Prince presented results at RSNA 2008 from case reviews involving 83,121 patients at Columbia Presbyterian Medical Center and Cornell New York Hospital from January 1997 to July 2007.

Of 31 biopsy-confirmed NSF cases at the two hospitals, Prince identified 15 in which the patient received gadolinium contrast at one of the two facilities.

On the basis of that evaluation, Prince found that a single dose of gadolinium-based contrast media is safe. No NSF cases were associated with 74,124 patients who received a single dose.

For dialysis patients who have estimated glomerular filtration rates (eGFR) of less than 15 mL/min, no new cases appeared after the hospitals began administering 0.1 mmol/kg doses of gadolinium-based contrast when a contrast agent was recommended for MRI and same-day dialysis was performed on these patients.

The study found that the NSF incidence rate dropped from 8.8% to 0.4% for patients with an eGFR of less than 15 mL/min when dialysis was performed within two days of contrast administration.

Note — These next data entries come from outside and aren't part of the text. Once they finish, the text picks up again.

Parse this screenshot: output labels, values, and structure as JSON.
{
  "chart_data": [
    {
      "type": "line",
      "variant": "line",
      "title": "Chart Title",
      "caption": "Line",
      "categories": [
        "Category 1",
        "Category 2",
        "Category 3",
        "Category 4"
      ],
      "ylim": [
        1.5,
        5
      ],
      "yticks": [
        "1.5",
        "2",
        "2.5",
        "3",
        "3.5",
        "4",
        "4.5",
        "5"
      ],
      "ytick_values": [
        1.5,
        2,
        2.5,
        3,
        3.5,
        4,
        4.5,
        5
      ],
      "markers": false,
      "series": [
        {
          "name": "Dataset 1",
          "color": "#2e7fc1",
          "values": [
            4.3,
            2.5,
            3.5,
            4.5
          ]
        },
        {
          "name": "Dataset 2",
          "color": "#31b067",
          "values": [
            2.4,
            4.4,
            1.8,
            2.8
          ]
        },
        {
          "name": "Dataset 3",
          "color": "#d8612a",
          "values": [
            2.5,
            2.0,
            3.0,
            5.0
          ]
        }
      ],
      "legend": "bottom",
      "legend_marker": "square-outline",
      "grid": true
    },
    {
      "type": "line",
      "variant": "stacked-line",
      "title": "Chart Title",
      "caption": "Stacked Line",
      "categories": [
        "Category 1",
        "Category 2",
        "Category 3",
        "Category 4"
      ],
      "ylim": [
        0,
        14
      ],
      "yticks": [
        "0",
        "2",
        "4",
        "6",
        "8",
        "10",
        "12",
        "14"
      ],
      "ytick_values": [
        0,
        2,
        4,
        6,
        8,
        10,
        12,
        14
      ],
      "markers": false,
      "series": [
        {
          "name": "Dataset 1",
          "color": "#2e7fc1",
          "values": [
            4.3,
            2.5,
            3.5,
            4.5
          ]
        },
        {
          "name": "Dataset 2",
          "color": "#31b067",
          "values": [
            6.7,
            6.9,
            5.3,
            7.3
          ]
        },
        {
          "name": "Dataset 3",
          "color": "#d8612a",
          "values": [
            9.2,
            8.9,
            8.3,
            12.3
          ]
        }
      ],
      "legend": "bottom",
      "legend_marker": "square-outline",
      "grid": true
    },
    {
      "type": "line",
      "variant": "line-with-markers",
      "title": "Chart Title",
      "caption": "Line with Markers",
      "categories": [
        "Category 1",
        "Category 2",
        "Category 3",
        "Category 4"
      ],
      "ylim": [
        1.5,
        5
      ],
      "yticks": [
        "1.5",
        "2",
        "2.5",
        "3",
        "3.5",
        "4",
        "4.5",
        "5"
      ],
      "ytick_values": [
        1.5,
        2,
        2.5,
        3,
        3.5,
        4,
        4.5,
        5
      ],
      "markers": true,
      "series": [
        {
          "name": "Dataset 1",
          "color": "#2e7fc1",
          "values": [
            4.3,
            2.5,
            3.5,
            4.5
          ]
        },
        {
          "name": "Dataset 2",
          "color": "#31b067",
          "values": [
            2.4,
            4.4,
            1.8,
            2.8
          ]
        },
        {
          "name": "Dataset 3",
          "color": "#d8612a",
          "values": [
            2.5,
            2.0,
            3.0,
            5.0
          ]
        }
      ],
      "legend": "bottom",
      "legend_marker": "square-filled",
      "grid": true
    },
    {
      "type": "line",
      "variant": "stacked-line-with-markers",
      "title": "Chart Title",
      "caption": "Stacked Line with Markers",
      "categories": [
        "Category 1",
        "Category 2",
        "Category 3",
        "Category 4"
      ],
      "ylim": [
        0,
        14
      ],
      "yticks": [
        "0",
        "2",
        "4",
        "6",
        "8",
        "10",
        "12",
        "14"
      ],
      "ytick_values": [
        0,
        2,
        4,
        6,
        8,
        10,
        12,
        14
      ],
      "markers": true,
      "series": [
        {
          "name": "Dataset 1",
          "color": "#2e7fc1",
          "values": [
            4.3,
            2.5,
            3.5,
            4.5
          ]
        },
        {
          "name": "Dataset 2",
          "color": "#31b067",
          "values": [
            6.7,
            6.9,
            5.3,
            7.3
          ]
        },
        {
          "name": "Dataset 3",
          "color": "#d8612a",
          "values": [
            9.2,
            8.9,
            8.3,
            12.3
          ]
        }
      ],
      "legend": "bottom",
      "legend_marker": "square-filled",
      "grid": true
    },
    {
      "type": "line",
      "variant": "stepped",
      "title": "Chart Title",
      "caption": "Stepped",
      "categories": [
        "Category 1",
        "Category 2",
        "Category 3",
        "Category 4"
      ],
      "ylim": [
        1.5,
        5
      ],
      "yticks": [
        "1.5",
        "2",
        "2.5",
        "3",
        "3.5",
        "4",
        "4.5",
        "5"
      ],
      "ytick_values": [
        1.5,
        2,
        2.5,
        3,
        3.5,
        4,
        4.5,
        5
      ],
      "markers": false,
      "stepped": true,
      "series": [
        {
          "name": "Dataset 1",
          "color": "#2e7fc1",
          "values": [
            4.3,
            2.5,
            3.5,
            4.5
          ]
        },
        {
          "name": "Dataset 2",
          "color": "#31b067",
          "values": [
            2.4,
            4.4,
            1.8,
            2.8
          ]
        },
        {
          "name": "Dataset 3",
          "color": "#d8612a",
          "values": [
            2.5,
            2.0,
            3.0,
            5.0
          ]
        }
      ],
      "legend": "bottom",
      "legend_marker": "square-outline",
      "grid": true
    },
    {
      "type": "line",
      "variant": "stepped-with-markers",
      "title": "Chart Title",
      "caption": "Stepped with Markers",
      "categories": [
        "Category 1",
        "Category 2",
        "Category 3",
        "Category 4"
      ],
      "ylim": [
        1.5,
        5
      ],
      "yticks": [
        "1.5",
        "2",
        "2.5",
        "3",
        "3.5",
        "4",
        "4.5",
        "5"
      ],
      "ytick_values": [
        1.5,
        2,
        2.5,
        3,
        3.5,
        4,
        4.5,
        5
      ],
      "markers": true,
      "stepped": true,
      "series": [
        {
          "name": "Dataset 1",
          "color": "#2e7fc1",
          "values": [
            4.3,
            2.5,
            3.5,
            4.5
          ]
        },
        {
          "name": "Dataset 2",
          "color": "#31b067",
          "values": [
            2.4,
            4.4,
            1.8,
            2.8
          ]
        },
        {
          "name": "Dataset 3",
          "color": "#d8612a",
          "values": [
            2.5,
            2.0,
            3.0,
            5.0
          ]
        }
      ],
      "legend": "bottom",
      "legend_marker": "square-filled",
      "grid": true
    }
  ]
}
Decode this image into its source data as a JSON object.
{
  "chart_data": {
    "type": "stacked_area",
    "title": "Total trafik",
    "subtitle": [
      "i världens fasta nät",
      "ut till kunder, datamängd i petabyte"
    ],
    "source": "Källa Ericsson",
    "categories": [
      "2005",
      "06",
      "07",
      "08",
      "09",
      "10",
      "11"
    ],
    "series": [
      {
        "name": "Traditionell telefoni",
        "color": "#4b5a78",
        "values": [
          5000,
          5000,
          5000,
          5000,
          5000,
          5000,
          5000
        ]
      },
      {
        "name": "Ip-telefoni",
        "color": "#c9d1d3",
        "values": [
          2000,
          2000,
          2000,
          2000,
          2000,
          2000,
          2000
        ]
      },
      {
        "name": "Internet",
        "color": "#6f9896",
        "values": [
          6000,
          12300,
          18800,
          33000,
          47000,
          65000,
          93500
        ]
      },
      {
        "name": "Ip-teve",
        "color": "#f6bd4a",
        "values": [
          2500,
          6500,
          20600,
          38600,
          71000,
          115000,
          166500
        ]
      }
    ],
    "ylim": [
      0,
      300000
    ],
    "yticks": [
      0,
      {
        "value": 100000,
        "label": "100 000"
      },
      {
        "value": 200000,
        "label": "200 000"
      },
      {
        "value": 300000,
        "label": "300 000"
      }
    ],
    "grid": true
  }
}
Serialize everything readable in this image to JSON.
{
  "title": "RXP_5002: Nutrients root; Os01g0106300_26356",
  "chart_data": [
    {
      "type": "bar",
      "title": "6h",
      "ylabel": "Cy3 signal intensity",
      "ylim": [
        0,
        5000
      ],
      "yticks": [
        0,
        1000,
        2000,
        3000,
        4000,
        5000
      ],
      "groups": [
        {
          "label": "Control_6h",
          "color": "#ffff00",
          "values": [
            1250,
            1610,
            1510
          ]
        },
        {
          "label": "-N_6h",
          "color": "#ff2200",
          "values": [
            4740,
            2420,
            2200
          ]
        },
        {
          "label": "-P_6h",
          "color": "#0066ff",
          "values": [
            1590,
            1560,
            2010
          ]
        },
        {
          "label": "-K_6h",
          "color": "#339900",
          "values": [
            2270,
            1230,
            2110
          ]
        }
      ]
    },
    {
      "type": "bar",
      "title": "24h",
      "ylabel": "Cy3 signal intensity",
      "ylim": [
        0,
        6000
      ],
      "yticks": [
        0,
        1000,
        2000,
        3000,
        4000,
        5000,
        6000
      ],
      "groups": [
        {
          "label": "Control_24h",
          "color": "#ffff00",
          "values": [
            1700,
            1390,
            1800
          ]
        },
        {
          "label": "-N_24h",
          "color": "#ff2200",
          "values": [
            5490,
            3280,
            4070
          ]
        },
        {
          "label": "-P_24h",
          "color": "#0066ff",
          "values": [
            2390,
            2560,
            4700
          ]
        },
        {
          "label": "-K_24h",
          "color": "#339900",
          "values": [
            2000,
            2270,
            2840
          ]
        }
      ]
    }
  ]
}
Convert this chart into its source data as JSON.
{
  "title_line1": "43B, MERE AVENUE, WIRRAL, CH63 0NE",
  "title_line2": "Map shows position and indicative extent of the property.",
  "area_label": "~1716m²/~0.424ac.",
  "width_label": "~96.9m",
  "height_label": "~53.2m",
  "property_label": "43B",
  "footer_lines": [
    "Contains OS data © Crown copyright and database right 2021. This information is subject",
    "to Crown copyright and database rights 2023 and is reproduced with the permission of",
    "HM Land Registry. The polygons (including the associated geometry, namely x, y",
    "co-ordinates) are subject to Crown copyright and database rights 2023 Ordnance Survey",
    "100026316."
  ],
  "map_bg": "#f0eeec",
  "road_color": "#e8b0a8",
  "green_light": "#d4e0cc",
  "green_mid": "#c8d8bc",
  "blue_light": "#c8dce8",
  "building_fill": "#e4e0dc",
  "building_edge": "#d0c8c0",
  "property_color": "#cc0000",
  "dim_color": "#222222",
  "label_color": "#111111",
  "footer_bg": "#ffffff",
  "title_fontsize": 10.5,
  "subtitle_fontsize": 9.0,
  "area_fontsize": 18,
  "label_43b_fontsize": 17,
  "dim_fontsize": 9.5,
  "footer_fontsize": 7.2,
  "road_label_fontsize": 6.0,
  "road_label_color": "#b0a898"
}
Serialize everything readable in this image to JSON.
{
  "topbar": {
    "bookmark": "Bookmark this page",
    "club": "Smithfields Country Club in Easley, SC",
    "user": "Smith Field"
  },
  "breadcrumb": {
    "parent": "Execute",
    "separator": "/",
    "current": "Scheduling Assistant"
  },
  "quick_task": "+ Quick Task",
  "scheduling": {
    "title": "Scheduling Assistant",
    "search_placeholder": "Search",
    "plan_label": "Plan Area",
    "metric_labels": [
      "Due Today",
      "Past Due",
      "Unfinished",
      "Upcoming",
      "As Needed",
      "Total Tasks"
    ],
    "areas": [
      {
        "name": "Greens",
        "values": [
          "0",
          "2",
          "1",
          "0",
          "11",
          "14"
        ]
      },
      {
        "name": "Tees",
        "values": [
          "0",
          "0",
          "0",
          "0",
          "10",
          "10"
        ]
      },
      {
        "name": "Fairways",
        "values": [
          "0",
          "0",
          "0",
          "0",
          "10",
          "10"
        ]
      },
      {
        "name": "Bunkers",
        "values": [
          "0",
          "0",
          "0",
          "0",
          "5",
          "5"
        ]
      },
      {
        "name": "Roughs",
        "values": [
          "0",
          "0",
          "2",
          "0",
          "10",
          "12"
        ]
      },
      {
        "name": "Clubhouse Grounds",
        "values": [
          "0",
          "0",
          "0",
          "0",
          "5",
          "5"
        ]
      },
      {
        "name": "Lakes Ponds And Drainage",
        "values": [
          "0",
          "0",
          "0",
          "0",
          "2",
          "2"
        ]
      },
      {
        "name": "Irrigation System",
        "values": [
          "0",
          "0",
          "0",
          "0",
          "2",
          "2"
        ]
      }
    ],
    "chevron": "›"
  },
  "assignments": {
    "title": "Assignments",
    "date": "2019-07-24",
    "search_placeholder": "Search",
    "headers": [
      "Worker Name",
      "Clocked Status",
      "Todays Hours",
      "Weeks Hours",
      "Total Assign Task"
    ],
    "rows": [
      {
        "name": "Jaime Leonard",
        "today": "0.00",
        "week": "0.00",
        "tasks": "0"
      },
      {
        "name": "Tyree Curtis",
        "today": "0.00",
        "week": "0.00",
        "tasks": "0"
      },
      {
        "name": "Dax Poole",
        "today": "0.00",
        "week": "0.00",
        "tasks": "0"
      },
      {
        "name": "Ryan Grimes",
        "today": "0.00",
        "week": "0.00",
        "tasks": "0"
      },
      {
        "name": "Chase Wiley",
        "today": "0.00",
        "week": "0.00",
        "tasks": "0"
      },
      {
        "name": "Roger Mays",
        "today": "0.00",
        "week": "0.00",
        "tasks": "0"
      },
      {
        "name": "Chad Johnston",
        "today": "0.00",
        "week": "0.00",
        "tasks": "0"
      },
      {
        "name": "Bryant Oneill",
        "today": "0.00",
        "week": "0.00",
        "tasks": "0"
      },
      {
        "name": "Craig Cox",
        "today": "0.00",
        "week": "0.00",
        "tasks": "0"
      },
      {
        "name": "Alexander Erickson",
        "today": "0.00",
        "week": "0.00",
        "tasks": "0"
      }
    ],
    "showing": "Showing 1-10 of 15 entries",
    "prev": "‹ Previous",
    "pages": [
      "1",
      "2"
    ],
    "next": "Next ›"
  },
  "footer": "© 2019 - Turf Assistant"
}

High contrast dose was also a major contributor. Ten cases were associated with the administration of a single dose of at least 32 mmol/kg to 5119 patients at the two hospitals. Their incidence rate was 0.2%. No cases were reported for the 5725 patients who received a standard dose.

In a separate study, researchers at the Medical University of Vienna Medical Center established a positive association between cumulative dose of gadolinium-based MR contrast media and NSF from a 10-year review of records for 552 patients with end-stage renal disease.

Dr. Gertraud Heinz-Peer and colleagues examined the prevalence of NSF among 195 dialysis patients exposed to gadolinium-based contrast in 325 MR procedures.

Six patients (1.6%) developed NSF. Five cases followed gadolinium-enhanced MR. They developed symptoms an average of 5.4 months after their last gadolinium infusion. Diagnosis was confirmed with a deep skin biopsy or medical or histopathological records. Four of six patients were on hemodialysis. One patient showed NSF symptoms 18 months before CE-MRI. One patient died.

The researchers established no correlation between NSF onset and patient age or gender; underlying kidney disease; type of therapy; serum phosphate, calcium, or iron concentrations; number of gadolinium contrast administrations; and mean residual renal clearance.

Mean dose, however, was a factor. Patients who developed NSF were administered an average 63 mL of contrast compared with 30 mL for patients who did not develop the disease. Other significant cofactors were a history of thrombosis, recent surgery, and a combination of hemodialysis and peritoneal dialysis, Heinz-Peer said.